During today's investigative hearing, Petrac denied threats and explained that by having said that he was following every movement made by Judge Turudic, he had intended to make public that he knew that Turudic had been exposed to political pressure during the trial and that he had made the ruling without evidence.
After the questioning, Turudic and Jelinic declined to speak to journalists, while Petrac's lawyer, Anto Nobilo, said that he believed that no indictment would be issued after the ongoing investigative proceedings.
The lawyer, however, said he would prefer the continuation of the proceedings as an indictment would enable the defence team to collect some evidence in favour of its client.
After that "many can find themselves in problems", Nobilo said declining to elaborate whom he referred to.
Nobilo added that he had presented the court with a copy of documents made by former Croatian Counter-Intelligence Agency (POA) that show that the Britons had insisted on Petrac's arrest due to his assistance of General Ante Gotovina while the latter had been on the run, according to the lawyer's explanation.

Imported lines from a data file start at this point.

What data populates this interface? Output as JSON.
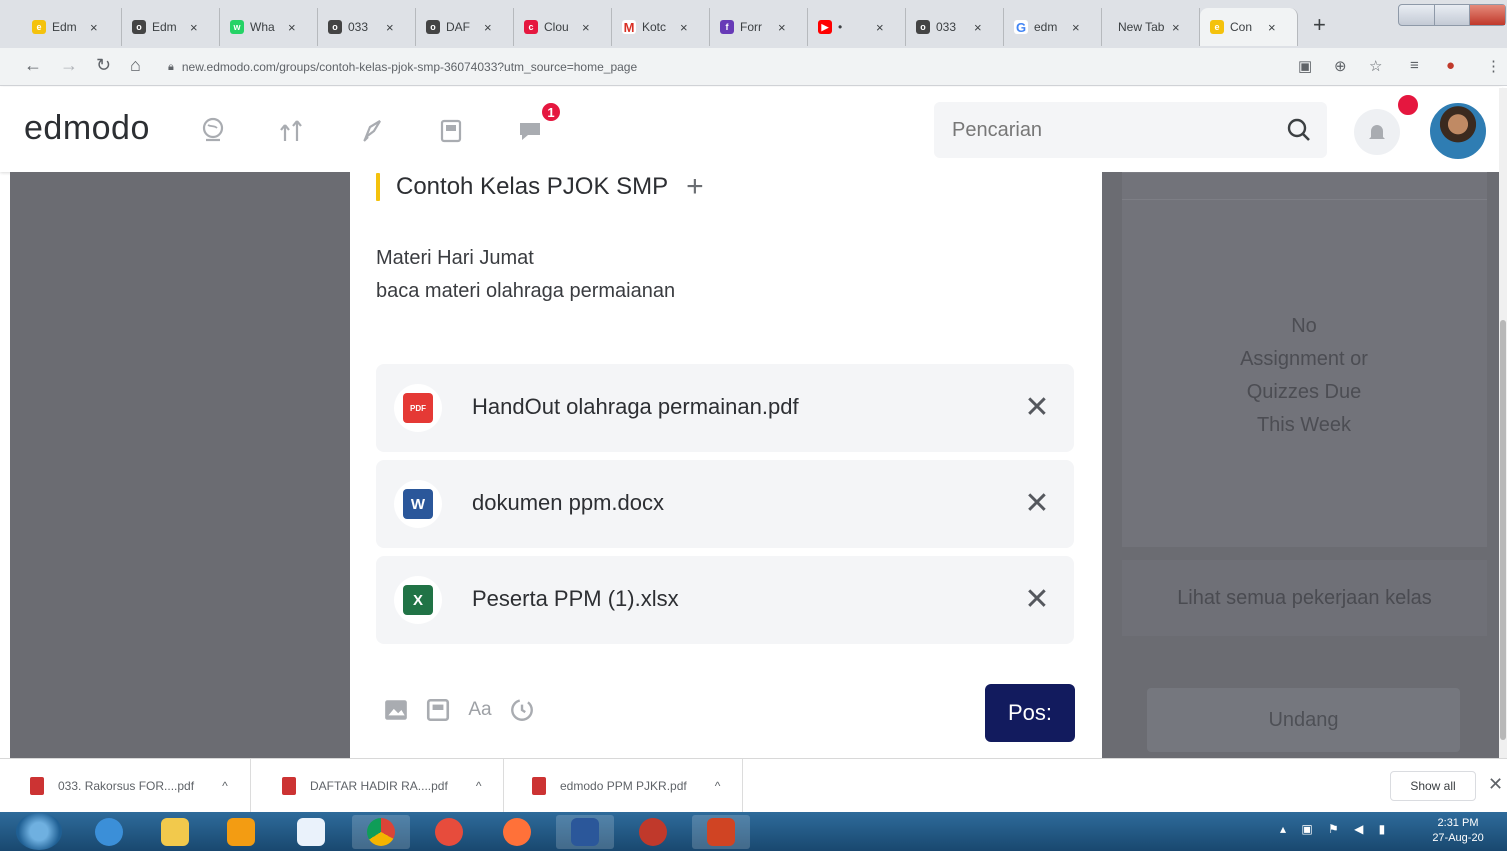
{
  "browser": {
    "tabs": [
      {
        "label": "Edm",
        "color": "#f4c20d",
        "glyph": "e"
      },
      {
        "label": "Edm",
        "color": "#444444",
        "glyph": "o"
      },
      {
        "label": "Wha",
        "color": "#25d366",
        "glyph": "w"
      },
      {
        "label": "033",
        "color": "#444444",
        "glyph": "o"
      },
      {
        "label": "DAF",
        "color": "#444444",
        "glyph": "o"
      },
      {
        "label": "Clou",
        "color": "#e5173f",
        "glyph": "c"
      },
      {
        "label": "Kotc",
        "color": "#d93025",
        "glyph": "M"
      },
      {
        "label": "Forr",
        "color": "#673ab7",
        "glyph": "f"
      },
      {
        "label": "•",
        "color": "#ff0000",
        "glyph": "▶"
      },
      {
        "label": "033",
        "color": "#444444",
        "glyph": "o"
      },
      {
        "label": "edm",
        "color": "#4285f4",
        "glyph": "G"
      },
      {
        "label": "New Tab",
        "color": "",
        "glyph": ""
      },
      {
        "label": "Con",
        "color": "#f4c20d",
        "glyph": "e"
      }
    ],
    "url": "new.edmodo.com/groups/contoh-kelas-pjok-smp-36074033?utm_source=home_page"
  },
  "header": {
    "logo": "edmodo",
    "messages_badge": "1",
    "search_placeholder": "Pencarian"
  },
  "modal": {
    "group_title": "Contoh Kelas PJOK SMP",
    "plus": "+",
    "message_lines": [
      "Materi Hari Jumat",
      "baca materi olahraga permaianan"
    ],
    "attachments": [
      {
        "name": "HandOut olahraga permainan.pdf",
        "type": "PDF",
        "color": "#e53935"
      },
      {
        "name": "dokumen ppm.docx",
        "type": "W",
        "color": "#2b579a"
      },
      {
        "name": "Peserta PPM (1).xlsx",
        "type": "X",
        "color": "#217346"
      }
    ],
    "remove_glyph": "✕",
    "tool_font_label": "Aa",
    "post_label": "Pos:"
  },
  "sidebar": {
    "empty_lines": [
      "No",
      "Assignment or",
      "Quizzes Due",
      "This Week"
    ],
    "view_all": "Lihat semua pekerjaan kelas",
    "invite": "Undang"
  },
  "downloads": {
    "items": [
      "033. Rakorsus FOR....pdf",
      "DAFTAR HADIR RA....pdf",
      "edmodo PPM PJKR.pdf"
    ],
    "show_all": "Show all"
  },
  "taskbar": {
    "time": "2:31 PM",
    "date": "27-Aug-20"
  }
}
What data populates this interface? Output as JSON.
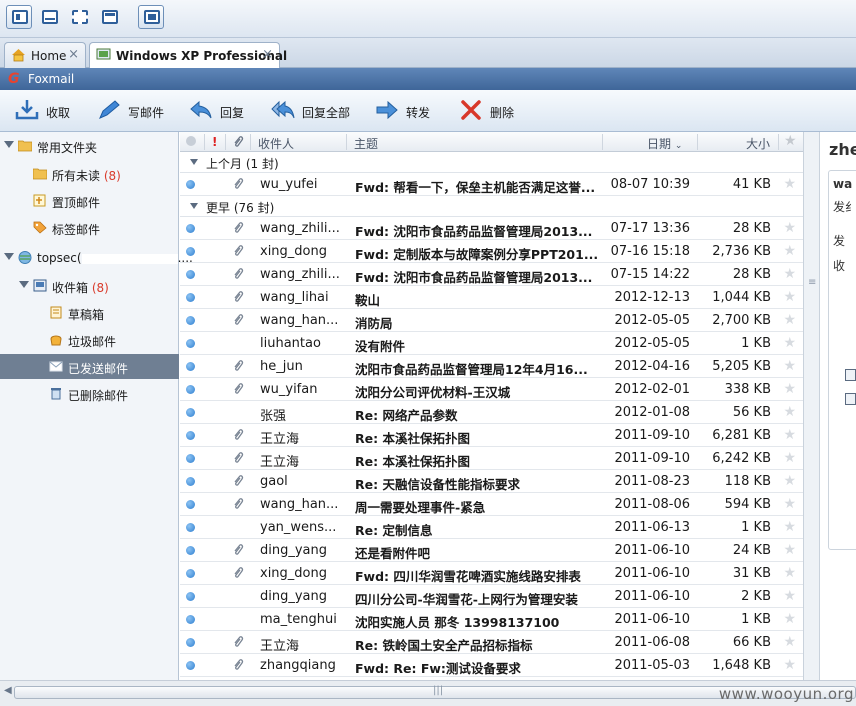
{
  "tabs": [
    {
      "label": "Home",
      "close": "×"
    },
    {
      "label": "Windows XP Professional",
      "close": "×"
    }
  ],
  "app": {
    "title": "Foxmail"
  },
  "toolbar": {
    "receive": "收取",
    "compose": "写邮件",
    "reply": "回复",
    "reply_all": "回复全部",
    "forward": "转发",
    "delete": "删除"
  },
  "sidebar": {
    "common_folder": "常用文件夹",
    "unread": {
      "label": "所有未读",
      "count": "(8)"
    },
    "pinned": "置顶邮件",
    "tagged": "标签邮件",
    "account": "topsec(",
    "account_suffix": "....",
    "inbox": {
      "label": "收件箱",
      "count": "(8)"
    },
    "drafts": "草稿箱",
    "junk": "垃圾邮件",
    "sent": "已发送邮件",
    "deleted": "已删除邮件"
  },
  "list_header": {
    "priority": "!",
    "sender": "收件人",
    "subject": "主题",
    "date": "日期",
    "size": "大小"
  },
  "groups": [
    {
      "label": "上个月 (1 封)"
    },
    {
      "label": "更早 (76 封)"
    }
  ],
  "emails": [
    {
      "sender": "wu_yufei",
      "subject": "Fwd: 帮看一下，保垒主机能否满足这誉...",
      "date": "08-07 10:39",
      "size": "41 KB",
      "attach": true
    },
    {
      "sender": "wang_zhili...",
      "subject": "Fwd: 沈阳市食品药品监督管理局2013...",
      "date": "07-17 13:36",
      "size": "28 KB",
      "attach": true
    },
    {
      "sender": "xing_dong",
      "subject": "Fwd: 定制版本与故障案例分享PPT201...",
      "date": "07-16 15:18",
      "size": "2,736 KB",
      "attach": true
    },
    {
      "sender": "wang_zhili...",
      "subject": "Fwd: 沈阳市食品药品监督管理局2013...",
      "date": "07-15 14:22",
      "size": "28 KB",
      "attach": true
    },
    {
      "sender": "wang_lihai",
      "subject": "鞍山",
      "date": "2012-12-13",
      "size": "1,044 KB",
      "attach": true
    },
    {
      "sender": "wang_han...",
      "subject": "消防局",
      "date": "2012-05-05",
      "size": "2,700 KB",
      "attach": true
    },
    {
      "sender": "liuhantao",
      "subject": "没有附件",
      "date": "2012-05-05",
      "size": "1 KB",
      "attach": false
    },
    {
      "sender": "he_jun",
      "subject": "沈阳市食品药品监督管理局12年4月16...",
      "date": "2012-04-16",
      "size": "5,205 KB",
      "attach": true
    },
    {
      "sender": "wu_yifan",
      "subject": "沈阳分公司评优材料-王汉城",
      "date": "2012-02-01",
      "size": "338 KB",
      "attach": true
    },
    {
      "sender": "张强",
      "subject": "Re: 网络产品参数",
      "date": "2012-01-08",
      "size": "56 KB",
      "attach": false
    },
    {
      "sender": "王立海",
      "subject": "Re: 本溪社保拓扑图",
      "date": "2011-09-10",
      "size": "6,281 KB",
      "attach": true
    },
    {
      "sender": "王立海",
      "subject": "Re: 本溪社保拓扑图",
      "date": "2011-09-10",
      "size": "6,242 KB",
      "attach": true
    },
    {
      "sender": "gaol",
      "subject": "Re: 天融信设备性能指标要求",
      "date": "2011-08-23",
      "size": "118 KB",
      "attach": true
    },
    {
      "sender": "wang_han...",
      "subject": "周一需要处理事件-紧急",
      "date": "2011-08-06",
      "size": "594 KB",
      "attach": true
    },
    {
      "sender": "yan_wens...",
      "subject": "Re: 定制信息",
      "date": "2011-06-13",
      "size": "1 KB",
      "attach": false
    },
    {
      "sender": "ding_yang",
      "subject": "还是看附件吧",
      "date": "2011-06-10",
      "size": "24 KB",
      "attach": true
    },
    {
      "sender": "xing_dong",
      "subject": "Fwd: 四川华润雪花啤酒实施线路安排表",
      "date": "2011-06-10",
      "size": "31 KB",
      "attach": true
    },
    {
      "sender": "ding_yang",
      "subject": "四川分公司-华润雪花-上网行为管理安装",
      "date": "2011-06-10",
      "size": "2 KB",
      "attach": false
    },
    {
      "sender": "ma_tenghui",
      "subject": "沈阳实施人员 那冬 13998137100",
      "date": "2011-06-10",
      "size": "1 KB",
      "attach": false
    },
    {
      "sender": "王立海",
      "subject": "Re: 铁岭国土安全产品招标指标",
      "date": "2011-06-08",
      "size": "66 KB",
      "attach": true
    },
    {
      "sender": "zhangqiang",
      "subject": "Fwd: Re: Fw:测试设备要求",
      "date": "2011-05-03",
      "size": "1,648 KB",
      "attach": true
    }
  ],
  "reader": {
    "name": "zhe",
    "line1": "wa",
    "line2": "发纟",
    "line3": "发",
    "line4": "收"
  },
  "watermark": "www.wooyun.org",
  "colors": {
    "accent": "#3f6699",
    "unread_count": "#d93a2b",
    "selected": "#6f7f93"
  }
}
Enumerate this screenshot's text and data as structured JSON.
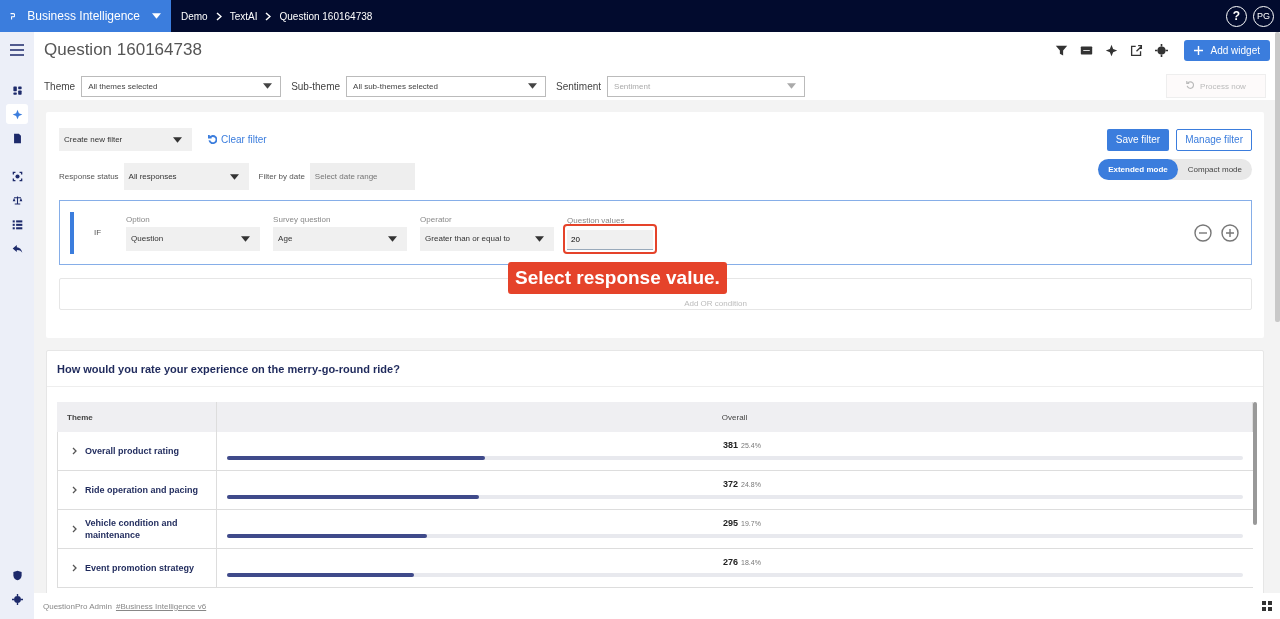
{
  "header": {
    "app_name": "Business Intelligence",
    "breadcrumbs": [
      "Demo",
      "TextAI",
      "Question 160164738"
    ],
    "help": "?",
    "avatar": "PG"
  },
  "sidebar": {
    "items": [
      {
        "kind": "dashboard",
        "selected": false
      },
      {
        "kind": "sparkle",
        "selected": true
      },
      {
        "kind": "document",
        "selected": false
      },
      {
        "kind": "scan",
        "selected": false
      },
      {
        "kind": "scales",
        "selected": false
      },
      {
        "kind": "list",
        "selected": false
      },
      {
        "kind": "reply",
        "selected": false
      }
    ],
    "bottom_items": [
      {
        "kind": "shield",
        "selected": false
      },
      {
        "kind": "gear",
        "selected": false
      }
    ]
  },
  "page": {
    "title": "Question 160164738",
    "add_widget": "Add widget",
    "filters": [
      {
        "label": "Theme",
        "value": "All themes selected"
      },
      {
        "label": "Sub-theme",
        "value": "All sub-themes selected"
      },
      {
        "label": "Sentiment",
        "placeholder": "Sentiment"
      }
    ],
    "process_now": {
      "label": "Process now",
      "disabled": true
    }
  },
  "filter_panel": {
    "create_filter": "Create new filter",
    "clear_filter": "Clear filter",
    "save_filter": "Save filter",
    "manage_filter": "Manage filter",
    "modes": [
      {
        "label": "Extended mode",
        "selected": true
      },
      {
        "label": "Compact mode",
        "selected": false
      }
    ],
    "response_status": {
      "label": "Response status",
      "value": "All responses"
    },
    "date": {
      "label": "Filter by date",
      "placeholder": "Select date range"
    },
    "condition": {
      "connector": "IF",
      "fields": [
        {
          "label": "Option",
          "value": "Question"
        },
        {
          "label": "Survey question",
          "value": "Age"
        },
        {
          "label": "Operator",
          "value": "Greater than or equal to"
        }
      ],
      "values_field": {
        "label": "Question values",
        "value": "20"
      }
    },
    "add_condition": "Add OR condition"
  },
  "callout": "Select response value.",
  "widget": {
    "title": "How would you rate your experience on the merry-go-round ride?",
    "table": {
      "columns": [
        "Theme",
        "Overall"
      ],
      "rows": [
        {
          "theme": "Overall product rating",
          "count": "381",
          "percent": "25.4%",
          "level": 0.254
        },
        {
          "theme": "Ride operation and pacing",
          "count": "372",
          "percent": "24.8%",
          "level": 0.248
        },
        {
          "theme": "Vehicle condition and maintenance",
          "count": "295",
          "percent": "19.7%",
          "level": 0.197
        },
        {
          "theme": "Event promotion strategy",
          "count": "276",
          "percent": "18.4%",
          "level": 0.184
        }
      ]
    }
  },
  "footer": {
    "text": "QuestionPro Admin",
    "link": "#Business Intelligence v6"
  }
}
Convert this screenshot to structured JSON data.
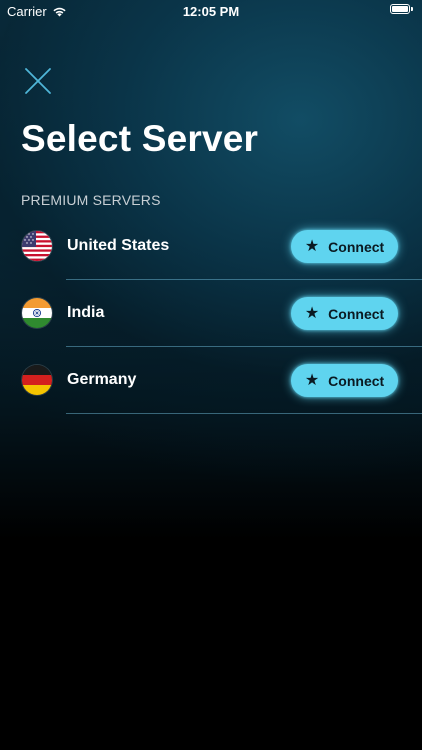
{
  "status_bar": {
    "carrier": "Carrier",
    "time": "12:05 PM",
    "wifi_icon": "wifi-icon",
    "battery_icon": "battery-full-icon"
  },
  "header": {
    "close_icon": "close-icon",
    "title": "Select Server"
  },
  "section": {
    "label": "PREMIUM SERVERS"
  },
  "servers": [
    {
      "country": "United States",
      "flag_icon": "us-flag-icon",
      "button_label": "Connect",
      "button_icon": "star-icon"
    },
    {
      "country": "India",
      "flag_icon": "india-flag-icon",
      "button_label": "Connect",
      "button_icon": "star-icon"
    },
    {
      "country": "Germany",
      "flag_icon": "germany-flag-icon",
      "button_label": "Connect",
      "button_icon": "star-icon"
    }
  ],
  "colors": {
    "accent": "#5fd4ef",
    "background_top": "#0b3a4f",
    "background_bottom": "#000000",
    "divider": "#78c8e6"
  }
}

Runaway Croatian tycoon Hrvoje Petrac was arrested aboard a ferry between the Greek port of Igoumenitsa and Ancona, Italy, in August 2005.
Petrac, for whom Interpol issued an arrest warrant, was on the run since the kidnapping of General Zagorac's son in February 2004. In early 2005 the Zagreb County Court ruled that he masterminded the abduction and sentenced him to six years in prison.
Upon his extradition to Croatia in the autumn 2006, the retrial was held and Judge Turudic again sentenced him to six years in jail for the abduction.
Gotovina was on the run from the summer of 2001 when the International Criminal Tribunal for the former Yugoslavia (ICTY) unsealed his indictment until December 2005 when he was arrested on the Tenerife.